El cáncer de piel se ha convertido en uno de los más frecuentes en el mundo y éste no respeta ni edad, ni sexo, ni raza. Por esto, es necesario identificar las primeras señales de alarma las cuales son las siguientes: Lesión o pequeños granos en la piel que pican, crecen, se ulceran y llegan sangrar; lunar o verruga que cambia de tamaño, apariencia o color; lunar brillante o ceroso; lunar escamoso, con costra o ásperos: lunar firme y rojo y nódulo sólido que aparece súbitamente.

Entre los factores de riesgo, están los siguientes: La exposición prolongada al sol; personas con piel clara; antecedentes familiares con cáncer de piel; presencia de gran cantidad de lunares y pecas en el cuerpo; la exposición continua a sustancias como alquitrán, arsénico y los derivados del petróleo; los niños por tener la piel más delicada.

El tipo de cáncer de piel más común y que aparece sobre todo en personas  mayores de 60 años quienes han practicado deportes al aire libre durante años o quienes han trabajado en la agricultura o construcción es el carcinoma baso celular o úlcera roedora.
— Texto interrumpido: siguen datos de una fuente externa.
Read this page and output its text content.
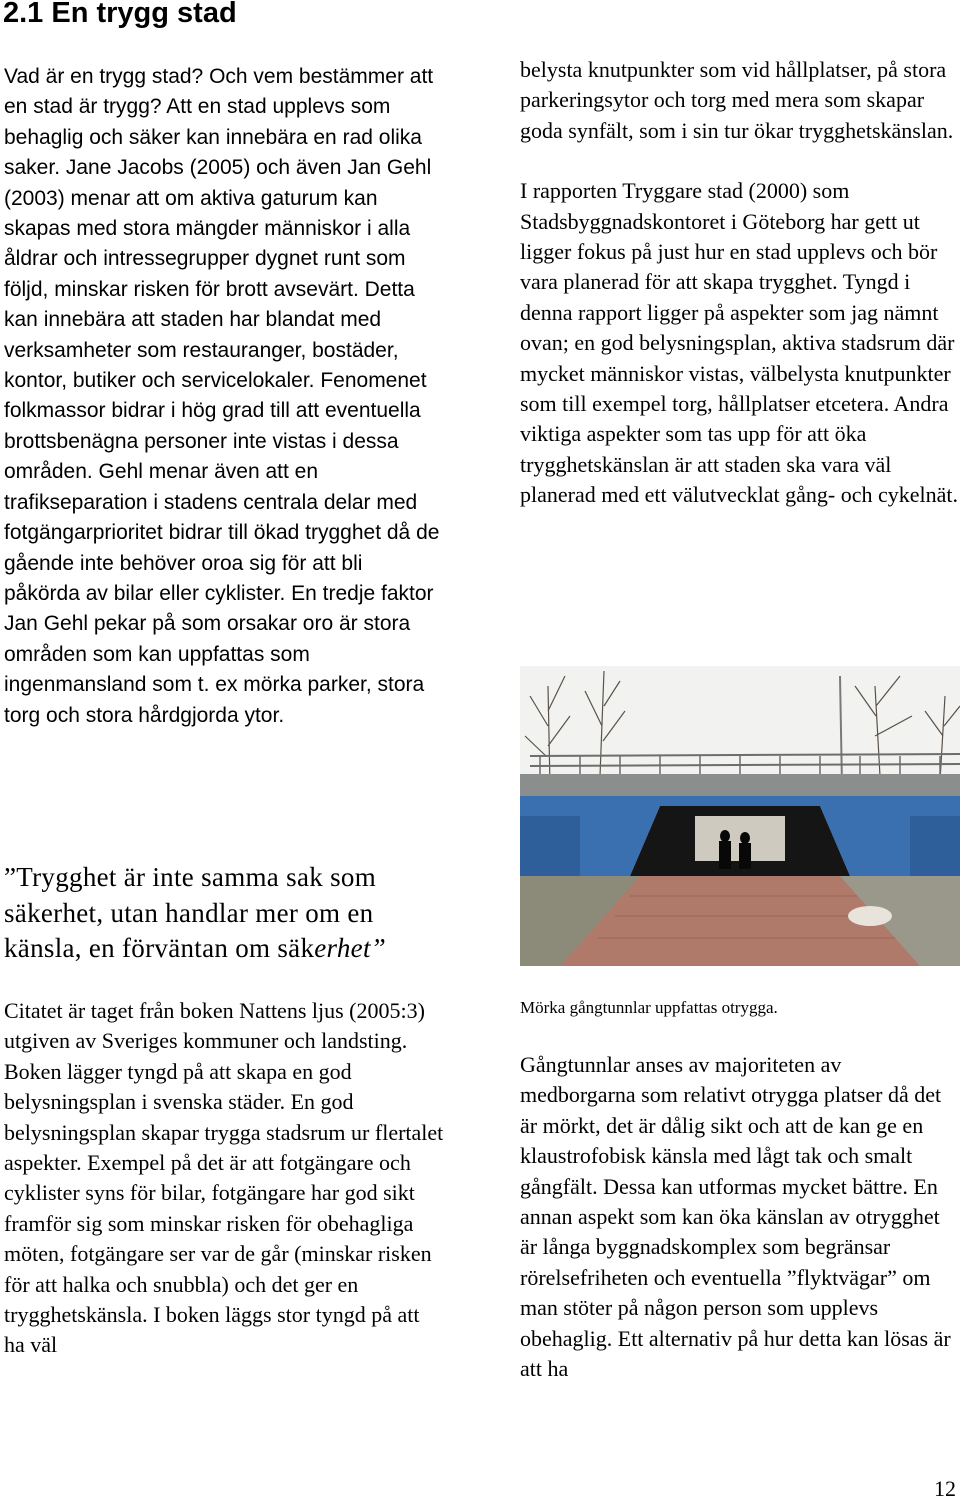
2.1 En trygg stad

Vad är en trygg stad? Och vem bestämmer att en stad är trygg? Att en stad upplevs som behaglig och säker kan innebära en rad olika saker. Jane Jacobs (2005) och även Jan Gehl (2003) menar att om aktiva gaturum kan skapas med stora mängder människor i alla åldrar och intressegrupper dygnet runt som följd, minskar risken för brott avsevärt. Detta kan innebära att staden har blandat med verksamheter som restauranger, bostäder, kontor, butiker och servicelokaler. Fenomenet folkmassor bidrar i hög grad till att eventuella brottsbenägna personer inte vistas i dessa områden. Gehl menar även att en trafikseparation i stadens centrala delar med fotgängarprioritet bidrar till ökad trygghet då de gående inte behöver oroa sig för att bli påkörda av bilar eller cyklister. En tredje faktor Jan Gehl pekar på som orsakar oro är stora områden som kan uppfattas som ingenmansland som t. ex mörka parker, stora torg och stora hårdgjorda ytor.

”Trygghet är inte samma sak som säkerhet, utan handlar mer om en känsla, en förväntan om säkerhet”

Citatet är taget från boken Nattens ljus (2005:3) utgiven av Sveriges kommuner och landsting. Boken lägger tyngd på att skapa en god belysningsplan i svenska städer. En god belysningsplan skapar trygga stadsrum ur flertalet aspekter. Exempel på det är att fotgängare och cyklister syns för bilar, fotgängare har god sikt framför sig som minskar risken för obehagliga möten, fotgängare ser var de går (minskar risken för att halka och snubbla) och det ger en trygghetskänsla. I boken läggs stor tyngd på att ha väl

belysta knutpunkter som vid hållplatser, på stora parkeringsytor och torg med mera som skapar goda synfält, som i sin tur ökar trygghetskänslan.

I rapporten Tryggare stad (2000) som Stadsbyggnadskontoret i Göteborg har gett ut ligger fokus på just hur en stad upplevs och bör vara planerad för att skapa trygghet. Tyngd i denna rapport ligger på aspekter som jag nämnt ovan; en god belysningsplan, aktiva stadsrum där mycket människor vistas, välbelysta knutpunkter som till exempel torg, hållplatser etcetera. Andra viktiga aspekter som tas upp för att öka trygghetskänslan är att staden ska vara väl planerad med ett välutvecklat gång- och cykelnät.

Mörka gångtunnlar uppfattas otrygga.

Gångtunnlar anses av majoriteten av medborgarna som relativt otrygga platser då det är mörkt, det är dålig sikt och att de kan ge en klaustrofobisk känsla med lågt tak och smalt gångfält. Dessa kan utformas mycket bättre. En annan aspekt som kan öka känslan av otrygghet är långa byggnadskomplex som begränsar rörelsefriheten och eventuella ”flyktvägar” om man stöter på någon person som upplevs obehaglig. Ett alternativ på hur detta kan lösas är att ha

12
El carcinoma baso celular suele afectar a la piel de la cara especialmente a la esquina interior de los ojos y la zona de alrededor de la nariz. Es menos frecuente que aparezca en otras áreas que no sean la cabeza y el cuello.

No suele extenderse a otras partes del cuerpo, pero puede aumentar localmente y dañar el tejido que se encuentre a su alrededor. Otro tipo de cáncer de piel, el carcinoma escamoso, es cuatro veces menos frecuente que el carcinoma baso celular y aparece en las partes expuestas al sol como la cabeza, cuello, manos o la espalda. Este tipo si se extiende a otras parte del cuerpo y afecta los nódulos linfáticos.

Se puede identificar en sus primeras etapas, como un nódulo elevado y escamoso. Éste crece rápidamente y puede doblar su tamaño en seis meses. Estos tipos de cáncer de piel, si se trata en un principio, tienen probabilidades de cura alrededor del 90%. De allí la importancia de su pronta identificación.

Las recomendaciones más importantes para evitar el cáncer de piel se encuentran las siguientes: Realizar el autoexamen de la piel regularmente para conocer su aspecto normal y poder detectar así cualquier anomalía, usar protector solar y usar sombreros, gorras, paraguas, camisas y manga larga.